“I figure that it’s better to be a sucker who makes something than a wise guy who is too cautious to make anything at all.”
Henry Darger
In 1972, the retired custodian Henry Darger left his rented room in the Wicker Park neighborhood of Chicago to move to a nursing home. The room had been his home for over four decades, and in it he left behind a trove that astonished his landlord: it included a six-volume weather journal, a 5,000-page autobiography, a 15,000-page novel, and several hundred drawings, paintings, and collages. Darger, his biographers believe, had never shown these works to anyone.

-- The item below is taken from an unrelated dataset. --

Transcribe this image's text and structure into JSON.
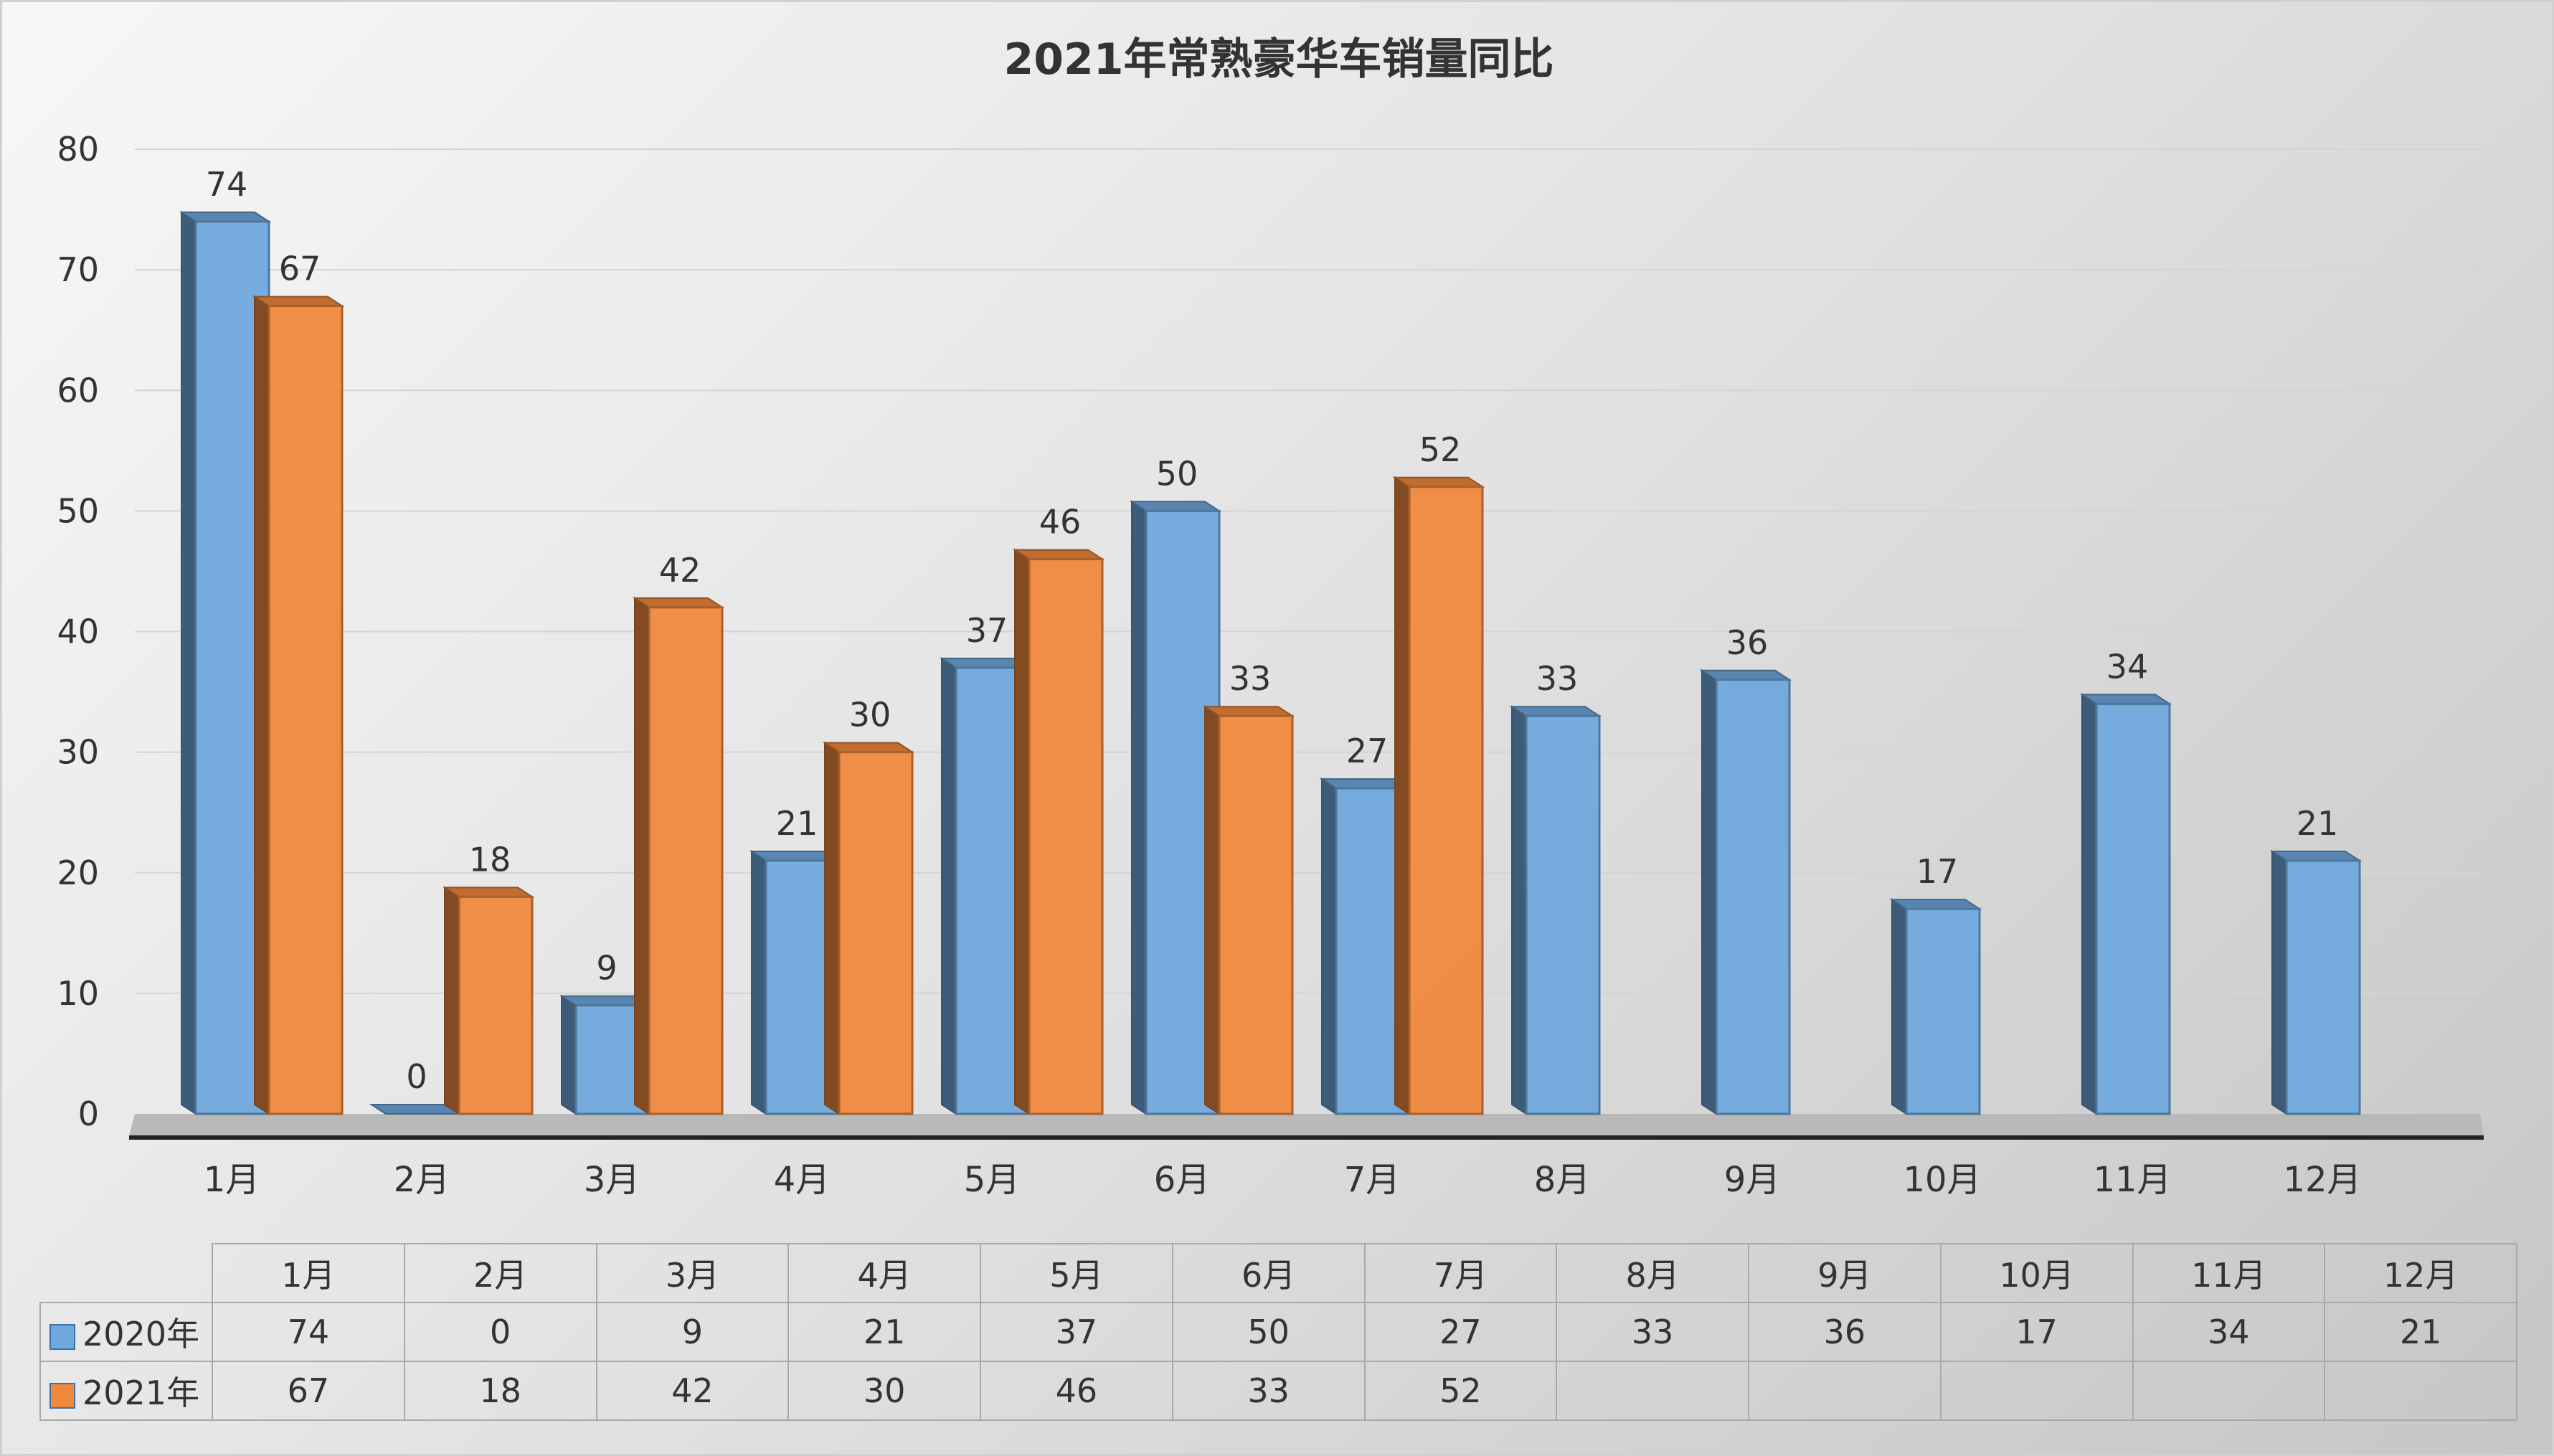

The most ambitious of Darger’s literary and artistic endeavors was his illustrated epic about an imaginary world of rival nations divided over the practice of child enslavement and exploitation, The Story of the Vivian Girls, in What is Known as the Realms of the Unreal, of the Glandeco-Angelinian War Storm, Caused by the Child Slave Rebellion. In this sprawling tale of good and evil, the heroic Vivian Girls—daughters of the righteous ruler of Abbieannia—battle the evil Glandelinians, whom they despise for holding children in bondage. Darger is thought to have embarked on The Realms of the Unreal in the 1910s, likely adding illustrations of the Vivian Girls and their allies and adversaries from the 1920s or 1930s onward. He pictures a typically fraught episode from the saga in a pencil-and-watercolor drawing, adopting the bright colors, expressive gestures, propulsive action, and descriptive captions of the comic strips to which he turned for inspiration.

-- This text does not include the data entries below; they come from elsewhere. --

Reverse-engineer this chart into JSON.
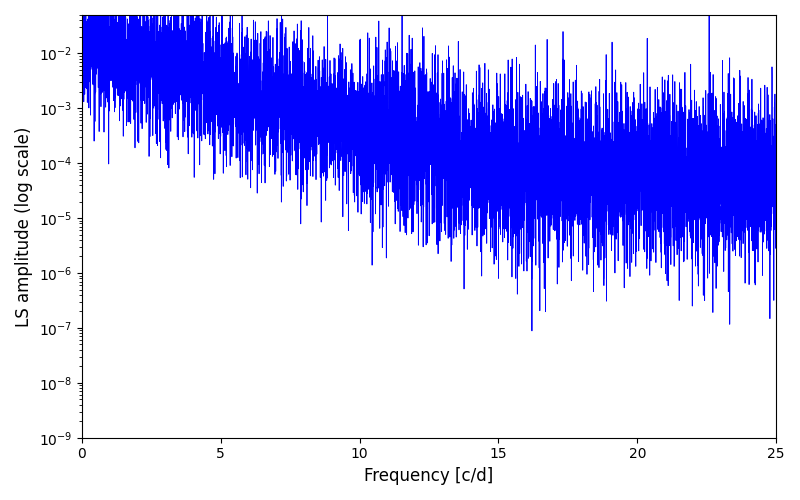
{
  "xlabel": "Frequency [c/d]",
  "ylabel": "LS amplitude (log scale)",
  "xlim": [
    0,
    25
  ],
  "ylim": [
    1e-09,
    0.05
  ],
  "line_color": "#0000ff",
  "line_width": 0.6,
  "background_color": "#ffffff",
  "freq_max": 25.0,
  "n_points": 8000,
  "seed": 12345
}
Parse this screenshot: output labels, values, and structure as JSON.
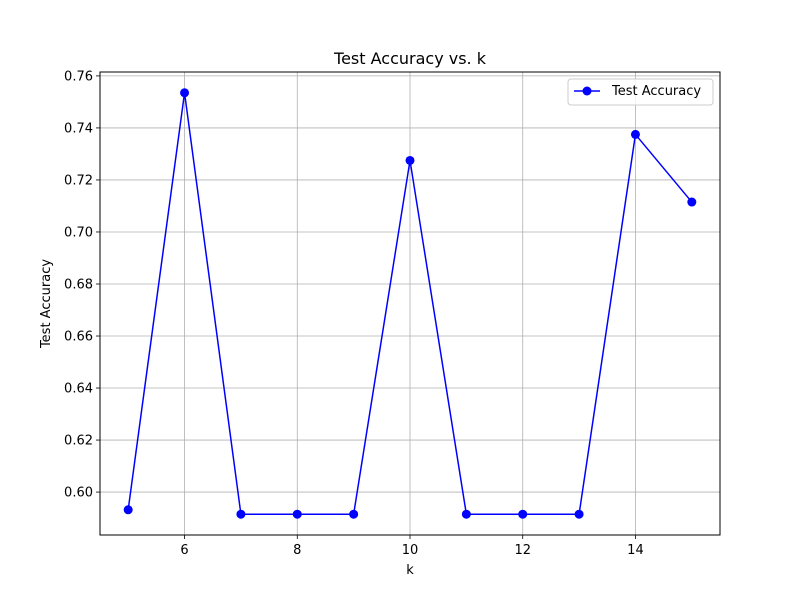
{
  "chart_data": {
    "type": "line",
    "title": "Test Accuracy vs. k",
    "xlabel": "k",
    "ylabel": "Test Accuracy",
    "x": [
      5,
      6,
      7,
      8,
      9,
      10,
      11,
      12,
      13,
      14,
      15
    ],
    "series": [
      {
        "name": "Test Accuracy",
        "color": "#0000ff",
        "marker": "circle",
        "values": [
          0.5932,
          0.7535,
          0.5915,
          0.5915,
          0.5915,
          0.7275,
          0.5915,
          0.5915,
          0.5915,
          0.7375,
          0.7115
        ]
      }
    ],
    "xlim": [
      4.5,
      15.5
    ],
    "ylim": [
      0.5835,
      0.7615
    ],
    "xticks": [
      6,
      8,
      10,
      12,
      14
    ],
    "xtick_labels": [
      "6",
      "8",
      "10",
      "12",
      "14"
    ],
    "yticks": [
      0.6,
      0.62,
      0.64,
      0.66,
      0.68,
      0.7,
      0.72,
      0.74,
      0.76
    ],
    "ytick_labels": [
      "0.60",
      "0.62",
      "0.64",
      "0.66",
      "0.68",
      "0.70",
      "0.72",
      "0.74",
      "0.76"
    ],
    "grid": true,
    "legend_position": "top-right"
  }
}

Darger found these comic strips—along with newspapers, magazines, advertisements, coloring books, and religious icons—on his walks through Chicago. Once in his room, he copied, traced, and cut and pasted the figures that intrigued him, whether from posters of Shirley Temple or prayer cards of the Madonna and Child. Next, he incorporated these figures into his own works, as in an expansive watercolor in which the Vivian Girls, tied to tree trunks, witness the slaughter of children by the Glandelinians. This work, like others by Darger, raises difficult interpretive questions. What are we to make of the frequent neglect, abuse, and sexualization of Darger’s young subjects? “Does the artist support this horror,” a curator has asked, “or does he condemn it?” Darger, a devout Catholic who was orphaned and institutionalized at an early age, regarded himself as a “protector” of children in adulthood and identified children as “more important to God than the grownups” in his autobiography. While early writing on Darger portrayed his preoccupation with children as the symptom of psychological trauma or mental illness, more recent accounts have explored the ways his work probes the violence—“racial, ethnic, and sexual violence,” scholar Michael Moon explains—rampant in 20th-century popular culture and often directed toward minors.

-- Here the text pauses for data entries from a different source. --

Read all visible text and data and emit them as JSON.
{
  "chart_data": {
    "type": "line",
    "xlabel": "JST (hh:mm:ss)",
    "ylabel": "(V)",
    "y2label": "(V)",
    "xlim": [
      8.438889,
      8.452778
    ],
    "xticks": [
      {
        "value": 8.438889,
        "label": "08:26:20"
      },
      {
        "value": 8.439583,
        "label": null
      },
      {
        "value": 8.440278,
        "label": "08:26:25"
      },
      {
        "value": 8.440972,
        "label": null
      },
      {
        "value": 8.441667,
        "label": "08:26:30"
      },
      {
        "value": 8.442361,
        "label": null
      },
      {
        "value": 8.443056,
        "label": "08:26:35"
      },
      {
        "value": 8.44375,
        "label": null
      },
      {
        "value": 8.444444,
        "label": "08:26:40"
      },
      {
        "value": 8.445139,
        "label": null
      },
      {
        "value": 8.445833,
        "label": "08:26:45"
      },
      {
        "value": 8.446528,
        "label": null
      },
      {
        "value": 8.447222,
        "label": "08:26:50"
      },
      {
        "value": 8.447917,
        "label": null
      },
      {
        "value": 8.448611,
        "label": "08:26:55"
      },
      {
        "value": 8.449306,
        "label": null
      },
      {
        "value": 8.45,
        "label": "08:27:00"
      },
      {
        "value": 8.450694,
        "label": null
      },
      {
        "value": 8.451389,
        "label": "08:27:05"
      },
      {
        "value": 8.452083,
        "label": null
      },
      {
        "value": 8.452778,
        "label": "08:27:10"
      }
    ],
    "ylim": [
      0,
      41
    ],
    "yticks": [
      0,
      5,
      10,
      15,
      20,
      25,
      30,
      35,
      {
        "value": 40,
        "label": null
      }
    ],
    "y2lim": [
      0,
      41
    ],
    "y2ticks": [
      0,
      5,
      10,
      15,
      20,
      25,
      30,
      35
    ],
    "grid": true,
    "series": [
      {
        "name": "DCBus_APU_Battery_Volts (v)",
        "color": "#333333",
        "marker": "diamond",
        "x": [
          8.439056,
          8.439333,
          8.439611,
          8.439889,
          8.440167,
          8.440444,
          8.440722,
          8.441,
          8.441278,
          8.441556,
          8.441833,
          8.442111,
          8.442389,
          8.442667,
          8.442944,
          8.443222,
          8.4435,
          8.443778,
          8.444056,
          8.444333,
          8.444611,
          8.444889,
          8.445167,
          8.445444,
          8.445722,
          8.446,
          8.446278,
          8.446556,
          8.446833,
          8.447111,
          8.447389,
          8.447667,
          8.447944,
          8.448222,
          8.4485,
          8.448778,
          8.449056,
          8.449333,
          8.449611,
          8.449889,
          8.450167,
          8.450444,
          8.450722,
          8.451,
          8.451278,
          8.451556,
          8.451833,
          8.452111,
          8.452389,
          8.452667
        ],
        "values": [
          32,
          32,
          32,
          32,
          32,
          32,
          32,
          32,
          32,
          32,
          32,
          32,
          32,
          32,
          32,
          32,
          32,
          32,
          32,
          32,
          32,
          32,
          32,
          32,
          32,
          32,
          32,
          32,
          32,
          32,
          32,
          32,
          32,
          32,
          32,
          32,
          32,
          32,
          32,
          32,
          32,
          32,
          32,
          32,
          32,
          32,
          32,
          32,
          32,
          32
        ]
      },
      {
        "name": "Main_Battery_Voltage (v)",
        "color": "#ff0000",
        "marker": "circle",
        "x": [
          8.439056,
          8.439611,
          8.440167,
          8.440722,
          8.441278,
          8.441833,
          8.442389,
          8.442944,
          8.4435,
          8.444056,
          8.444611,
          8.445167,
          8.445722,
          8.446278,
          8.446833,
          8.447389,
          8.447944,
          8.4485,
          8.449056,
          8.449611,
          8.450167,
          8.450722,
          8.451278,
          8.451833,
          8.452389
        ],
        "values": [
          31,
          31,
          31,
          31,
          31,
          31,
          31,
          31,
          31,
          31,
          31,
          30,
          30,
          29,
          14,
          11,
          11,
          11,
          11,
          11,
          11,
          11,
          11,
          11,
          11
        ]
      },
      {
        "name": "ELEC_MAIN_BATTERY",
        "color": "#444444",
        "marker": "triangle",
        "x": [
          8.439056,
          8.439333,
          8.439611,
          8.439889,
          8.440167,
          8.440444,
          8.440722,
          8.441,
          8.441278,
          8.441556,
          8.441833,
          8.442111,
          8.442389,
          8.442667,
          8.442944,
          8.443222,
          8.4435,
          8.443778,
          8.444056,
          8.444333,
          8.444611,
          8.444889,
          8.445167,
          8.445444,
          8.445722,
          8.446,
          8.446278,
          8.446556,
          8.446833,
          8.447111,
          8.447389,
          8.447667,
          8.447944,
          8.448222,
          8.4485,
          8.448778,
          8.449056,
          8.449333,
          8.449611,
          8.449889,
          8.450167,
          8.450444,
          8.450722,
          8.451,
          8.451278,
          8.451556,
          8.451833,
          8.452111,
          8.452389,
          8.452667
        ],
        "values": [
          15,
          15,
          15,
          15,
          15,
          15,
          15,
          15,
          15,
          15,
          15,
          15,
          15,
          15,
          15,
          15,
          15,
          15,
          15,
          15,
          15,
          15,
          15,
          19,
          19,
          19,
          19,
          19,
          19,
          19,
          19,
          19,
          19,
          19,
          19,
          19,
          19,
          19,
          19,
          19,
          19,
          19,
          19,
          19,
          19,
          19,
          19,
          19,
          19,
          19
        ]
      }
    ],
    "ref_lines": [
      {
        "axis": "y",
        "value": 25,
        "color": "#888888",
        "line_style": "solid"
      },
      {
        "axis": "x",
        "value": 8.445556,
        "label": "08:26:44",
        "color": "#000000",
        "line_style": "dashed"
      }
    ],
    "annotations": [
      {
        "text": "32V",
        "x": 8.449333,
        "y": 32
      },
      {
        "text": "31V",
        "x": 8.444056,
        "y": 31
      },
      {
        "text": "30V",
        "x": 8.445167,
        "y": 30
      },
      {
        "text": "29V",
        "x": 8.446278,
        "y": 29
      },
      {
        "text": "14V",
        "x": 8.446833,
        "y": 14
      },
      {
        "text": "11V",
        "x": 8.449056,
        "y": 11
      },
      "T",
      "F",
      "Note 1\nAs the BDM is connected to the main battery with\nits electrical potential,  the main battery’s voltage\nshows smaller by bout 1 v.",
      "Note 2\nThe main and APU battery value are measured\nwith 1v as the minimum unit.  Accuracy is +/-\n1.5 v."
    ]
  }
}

Though living and working in isolation, Darger intuited many strategies of 20th-century avant-gardes. Like Dada and Surrealist artists, for instance, he appropriated found images and produced startling compositions by juxtaposing unrelated found and made images. In one such composition, Darger pasted a clipped black-and-white photograph of a young girl with a shy smile and frilly dress in front of a magical creature, drawn and painted by hand, whose richly striped and stippled wings hover conspicuously in the background. Because Darger developed these techniques at a distance from art schools or communities, he has most often been described as an “outsider” artist, active beyond the traditional sites of art training, production, and display. Darger himself, however, had a different conception of his practice. In his introduction to The Realms of the Unreal, readers are invited to “find here many stirring scenes that are not recorded in any true history, great disasters that are awful in magnitude: enormous battles, big fires, awful tragedies, adventures of heroes and heroines.” Darger—at least in the world of The Realms—is the insider, illuminating triumphs and catastrophes excluded from “true history.”
Annemarie Iker, Mellon-Marron Research Consortium Fellow, 2021
Note: opening quote is from Klaus Biesenbach, introduction to Henry Darger, ed. Klaus Biesenbach (New York: Prestel, 2009), 23.